La sugar tax in Italia

La sugar tax è una tassa sulle bevande zuccherate presente in vari Paesi del mondo. In Italia è stata proposta dal Movimento 5 Stelle e dovrebbe essere inserita nella legge di Bilancio tramite un emendamento. L'idea alla base è quella di tentare di coprire l'esclusione del regime Irap per le partite Iva fino a 100 mila euro, ma anche per raccogliere fondi da destinare all’università, alla ricerca e al ministero della Salute, promuovendo misure contro l'obesità e l'assunzione eccessiva di zuccheri. L'emendamento prevede l'imposta di mezzo centesimo di euro per grammo di zucchero aggiunto superiore ai cinque grammi ed inferiore ai dieci grammi su 100 millilitri di bevanda e un centesimo di euro per grammo di zucchero aggiunto superiore ai dieci grammi per 100 millilitri di bevanda. Questo significa che per una classica lattina di Coca Cola da 33 cl, il costo aggiuntivo in base agli zuccheri sarebbe di circa 17 centesimi.

Come ha dichiarato il viceministro dell'Istruzione Lorenzo Fioramonti a Repubblica, "questa tassa ha un doppio valore, ridurrà le malattie cardiovascolari, diminuendo l'utilizzo di zuccheri nelle bevande, e aiuterà a far crescere l'università e la sua ricerca". Anche la presidente della commissione Finanza, Carla Ruocco, ha precisato: "La ‘sugar tax' dovrebbe dare risorse ampie ed è possibile che per i fini fiscali ci possa bastare un venti per cento degli introiti. Il restante ottanta potremmo lasciarlo all'università. Università e ricerca sono al centro dei nostri programmi e elemento essenziale per la rinascita del nostro Paese".
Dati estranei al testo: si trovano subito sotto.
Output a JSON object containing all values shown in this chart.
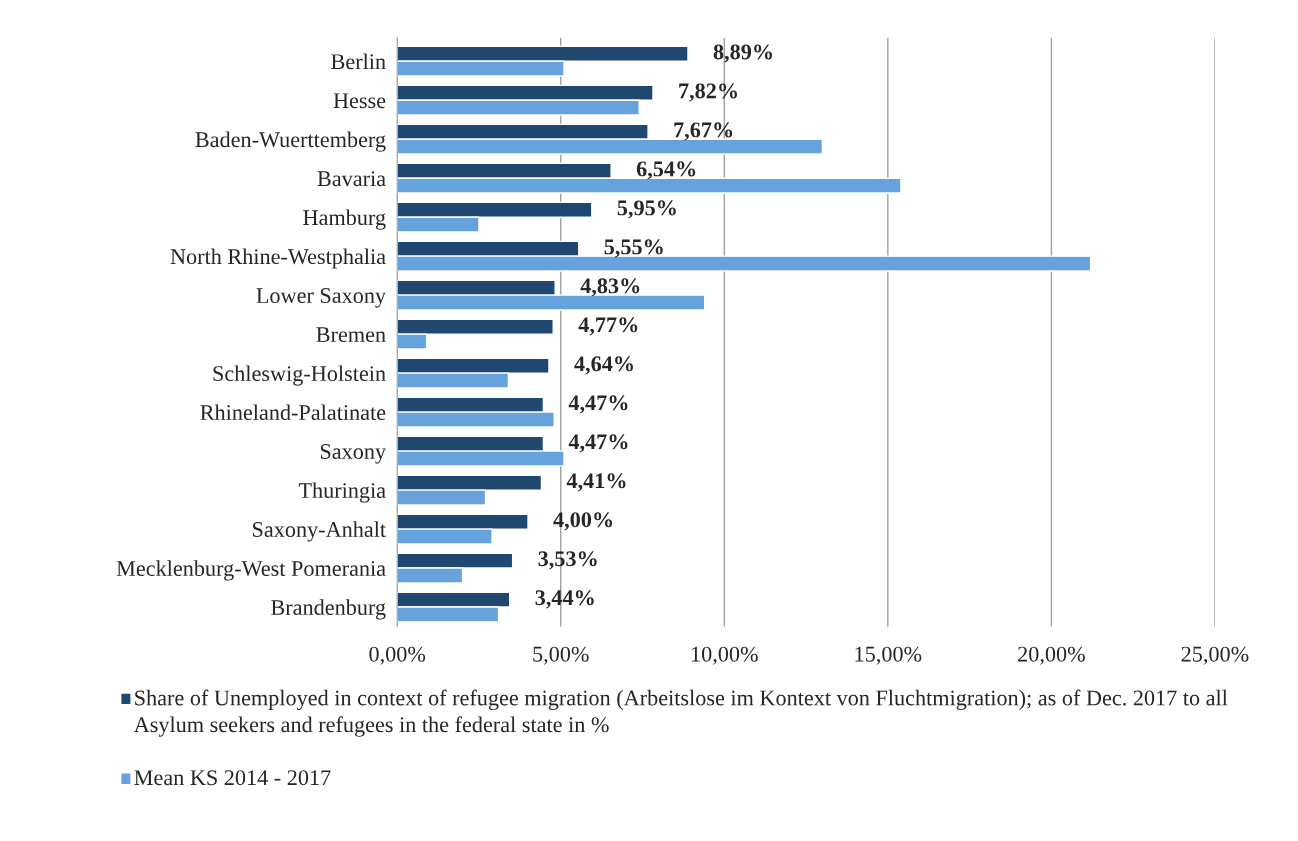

Quindiil modus operandi che si nasconde dietro alla proposta appoggiata dalla maggioranza, ovvero di tassare le bibite zuccherate per raccogliere fondi da destinare a istruzione e sanità e combattere l'eccessivo consumo di zuccheri per prevenire le malattie legate alla scorretta educazione alimentare, si scontra con il ragionamento di Centinaio. Da una parte c'è la tutela della salute, dall'altra quella della produzione e del commercio. Centinaio sembra dire che è giusto tassare gli zuccheri aggiunti, ma solo se non sono italiani. Come se il fine non fosse la prevenzione dell'obesità e della costellazione di malattie che nascono dal sovrappeso, ma semplicemente imporre una nuova tassa.